Religious Zionist Party leader and Finance Minister Bezalel Smotrich, on the other hand, said: “While millions of Jews in Israel prayed in synagogues and in public spaces, fasted, united, asked forgiveness, and connected to the roots of our culture, a handful of violent barn-burners backed by Yair Lapid lit a fire and disgraced the holy day. 

“I have no doubt that the vast majority of the people, from the Left and the Right, shun them entirely. At the end of Yom Kippur, I call on all of us not to get dragged into these provocations and the continuation of hate and discord.
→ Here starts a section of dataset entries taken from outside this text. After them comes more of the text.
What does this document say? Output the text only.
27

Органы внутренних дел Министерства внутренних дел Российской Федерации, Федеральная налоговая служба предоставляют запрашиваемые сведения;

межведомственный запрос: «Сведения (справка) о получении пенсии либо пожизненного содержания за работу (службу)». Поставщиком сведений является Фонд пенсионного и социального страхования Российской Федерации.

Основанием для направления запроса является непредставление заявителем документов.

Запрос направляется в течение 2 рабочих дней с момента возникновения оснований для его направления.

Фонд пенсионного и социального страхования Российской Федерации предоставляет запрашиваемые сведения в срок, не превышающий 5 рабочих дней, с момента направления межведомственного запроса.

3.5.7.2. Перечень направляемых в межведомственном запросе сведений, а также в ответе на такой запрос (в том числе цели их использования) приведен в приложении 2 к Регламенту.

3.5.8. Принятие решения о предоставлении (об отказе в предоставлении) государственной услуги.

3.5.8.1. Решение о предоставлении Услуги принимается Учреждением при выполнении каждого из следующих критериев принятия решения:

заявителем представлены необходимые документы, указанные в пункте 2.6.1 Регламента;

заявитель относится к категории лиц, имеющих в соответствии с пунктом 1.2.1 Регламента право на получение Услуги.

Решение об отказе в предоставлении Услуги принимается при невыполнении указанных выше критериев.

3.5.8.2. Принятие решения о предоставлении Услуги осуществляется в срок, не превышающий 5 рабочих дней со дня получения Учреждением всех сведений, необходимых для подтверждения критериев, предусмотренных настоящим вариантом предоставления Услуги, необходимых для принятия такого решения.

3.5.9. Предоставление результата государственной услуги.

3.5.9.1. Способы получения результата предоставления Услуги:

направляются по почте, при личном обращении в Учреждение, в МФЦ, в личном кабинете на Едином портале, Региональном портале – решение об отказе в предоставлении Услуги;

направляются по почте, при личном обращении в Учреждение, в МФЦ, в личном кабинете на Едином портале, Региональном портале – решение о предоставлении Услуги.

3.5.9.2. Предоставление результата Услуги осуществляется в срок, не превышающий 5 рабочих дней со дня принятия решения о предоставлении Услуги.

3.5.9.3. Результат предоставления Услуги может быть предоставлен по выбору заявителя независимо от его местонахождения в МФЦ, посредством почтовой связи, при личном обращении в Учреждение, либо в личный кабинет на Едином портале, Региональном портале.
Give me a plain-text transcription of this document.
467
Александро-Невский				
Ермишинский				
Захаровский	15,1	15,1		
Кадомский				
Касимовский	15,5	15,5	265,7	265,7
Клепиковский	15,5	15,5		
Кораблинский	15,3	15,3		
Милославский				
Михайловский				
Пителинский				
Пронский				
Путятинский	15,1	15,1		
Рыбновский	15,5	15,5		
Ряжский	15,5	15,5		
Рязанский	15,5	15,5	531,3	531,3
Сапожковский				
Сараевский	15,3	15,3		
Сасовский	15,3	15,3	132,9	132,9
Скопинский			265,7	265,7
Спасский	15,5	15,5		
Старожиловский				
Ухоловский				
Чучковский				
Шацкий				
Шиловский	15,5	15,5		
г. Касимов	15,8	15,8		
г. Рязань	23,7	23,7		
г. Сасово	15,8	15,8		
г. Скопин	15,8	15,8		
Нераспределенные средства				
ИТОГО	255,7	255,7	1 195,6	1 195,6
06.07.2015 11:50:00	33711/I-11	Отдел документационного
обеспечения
We are Jews. We are brothers.”

A seriously dysfunctional family

Brothers (and sisters) we may be, but it is a seriously dysfunctional family.

National Security Minister Itamar Ben-Gvir couldn’t resist jumping into the fray and announced he would hold a mass prayer-gathering in Tel Aviv on Thursday evening, later backing down in the face of a backlash from both sides of the political map. If there was a bright spot in all this, it was that there are still those willing to heed the warning of the dangers of extremism.

Who was the victim of the Yom Kippur melee? Again, it depends on whom you ask. The protesters are certain that they were the victims and that they had no choice but to fight another battle to save the state 50 years after the Yom Kippur War. 

Others have the opposite view. The outdoor prayers started during the early stages of the COVID-19 crisis and with the resurgence in coronavirus cases, there are many who prefer to pray in the open air rather than in the confines of crowded synagogues. There are also many people who don’t belong to a particular community or synagogue but who don’t want to skip prayers on the most important day of the Jewish year. The majority of Israelis consider themselves traditional, after all. Despite the hype about the partition, most of the makeshift prayer site was a mixed area, allowing families and friends to stay together and pray together.

In short, the prayers in years past have brought together the secular, traditional, and Orthodox; Sephardi, Ashkenazi, and mixed families. People who need to live together every day of the year. Even this year.

A colleague who was raised in an ultra-Orthodox home in Bnei Brak once recalled with wonder his first Yom Kippur in Tel Aviv after he had abandoned the haredi lifestyle. He jumped into his car intending to drive to the beach. A secular neighbor stopped him before he could get very far and told him that even in the “State of Tel Aviv” nobody drives on Yom Kippur. 

It’s a custom rather than a law and I am sure that if ever there were an attempt to anchor it in legislation, it would backfire with people deliberately flouting it.

In the struggle for the nature of the state, attempts to shout down the sound of prayers with rhythmic chanting “demo-krat-ia” can only result in an unholy din. It is not a makeshift mechitza that is separating people. 

When I turn on the TV on Saturday night, after celebrating the start of the Sukkot festival, may my prayers be answered. I pray to see people sitting together in their festive booths rather than protesters trying to bring the whole house down.